The global headquarters of Goldman Sachs in New York. The group has agreed to a settlement worth $1.2bn to resolve a US regulator’s claims the bank sold Fannie Mae and Freddie Mac faulty mortgage bonds.

Reuters/New York

 

Goldman Sachs Group has agreed to a settlement worth $1.2bn to resolve a US regulator’s claims the bank sold Fannie Mae and Freddie Mac faulty mortgage bonds, the regulator announced on Friday.

Under the settlement with the Federal Housing Finance Agency, the conservator for the two government-controlled mortgage finance companies, Goldman Sachs said it agreed to pay $3.15bn to repurchase mortgage-backed securities from Fannie and Freddie.

The FHFA, which valued the settlement at $1.2bn, said the accord “effectively makes Fannie Mae and Freddie Mac whole on their investments in the securities at issue.”

The $1.2bn reflects the amount that Goldman will pay, minus the estimated current value of the securities being bought back from Fannie and Freddie.

The deal averts a September 29 trial in a pair of lawsuits against Goldman that the FHFA filed in 2011 as it sought to recover damages from various financial institutions behind some $200bn in mortgage bonds bought by Fannie and Freddie that later went sour.

To date, the FHFA has resolved all but three of the 18 lawsuits it filed, recovering $17.3bn through cases against banks including Bank of America Corp, Deutsche Bank AG and Morgan Stanley.

The FHFA’s primary case against Goldman Sachs accused the bank of misleading the two mortgage finance giants in the sale of over $11.1bn in mortgage-backed securities sold to Fannie and Freddie from 2005 to 2007.
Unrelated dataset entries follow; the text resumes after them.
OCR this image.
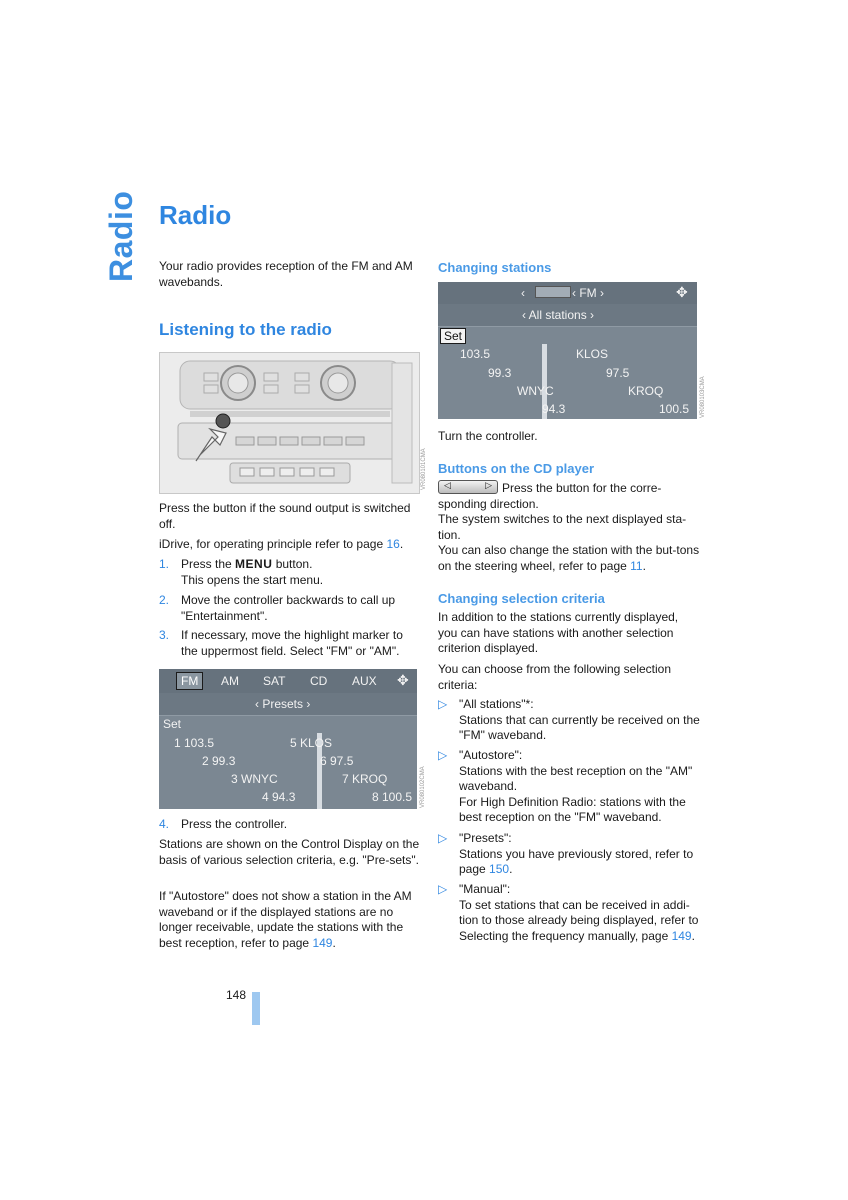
Radio Radio
Your radio provides reception of the FM and AM wavebands.
Listening to the radio
VR080101CMA
Press the button if the sound output is switched off.
iDrive, for operating principle refer to page 16.
1. Press the MENU button.
This opens the start menu.
2. Move the controller backwards to call up "Entertainment".
3. If necessary, move the highlight marker to the uppermost field. Select "FM" or "AM".
FM	AM SAT CD AUX ✥
‹ Presets ›
Set
1 103.5	5 KLOS
2 99.3	6 97.5
3 WNYC	7 KROQ
4 94.3	8 100.5 VR080102CMA
4. Press the controller.
Stations are shown on the Control Display on the basis of various selection criteria, e.g. "Pre-sets".
If "Autostore" does not show a station in the AM waveband or if the displayed stations are no longer receivable, update the stations with the best reception, refer to page 149.
Changing stations
‹	‹ FM ›	✥
‹ All stations ›
Set
103.5	KLOS
99.3	97.5
WNYC	KROQ
94.3	100.5 VR080103CMA
Turn the controller.
Buttons on the CD player
◁	▷ Press the button for the corre-sponding direction.
The system switches to the next displayed sta-tion.
You can also change the station with the but-tons on the steering wheel, refer to page 11.
Changing selection criteria
In addition to the stations currently displayed, you can have stations with another selection criterion displayed.
You can choose from the following selection criteria:
▷ "All stations"*:
Stations that can currently be received on the "FM" waveband.
▷ "Autostore":
Stations with the best reception on the "AM" waveband.
For High Definition Radio: stations with the best reception on the "FM" waveband.
▷ "Presets":
Stations you have previously stored, refer to page 150.
▷ "Manual":
To set stations that can be received in addi-tion to those already being displayed, refer to Selecting the frequency manually, page 149.
148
Goldman Sachs denied the allegations, and in the settlement did not admit wrongdoing. Under the settlement, Goldman Sachs will pay about $1bn to Fannie Mae and $2.15bn to Freddie Mac, the FHFA said.

Goldman Sachs in a statement said the costs of the deal were substantially covered by its litigation reserves as of the second quarter of this year.

“We are pleased to have resolved these matters,” Gregory Palm, Goldman’s general counsel, said in a statement.

The deal tops a $550mn settlement that Goldman Sachs reached with the US Securities and Exchange Commission to resolve charges over how it marketed a subprime mortgage product in 2010.

The US Department of Justice continues to investigate Goldman Sachs over its marketing of mortgage-backed securities. The Justice Department on Thursday announced a $16.65bn settlement with Bank of America over mortgage securities.

The FHFA continues to litigate against three other banks: HSBC Holdings Plc, Nomura Holdings Inc and Royal Bank of Scotland Group.

HSBC continues to face its own trial Sept. 29, while Nomura’s case would go to a jury Jan. 26. The case is Federal Housing Finance Agency v. Goldman, Sachs & Co et al, US District Court, Southern District of New York, No. 11-06198.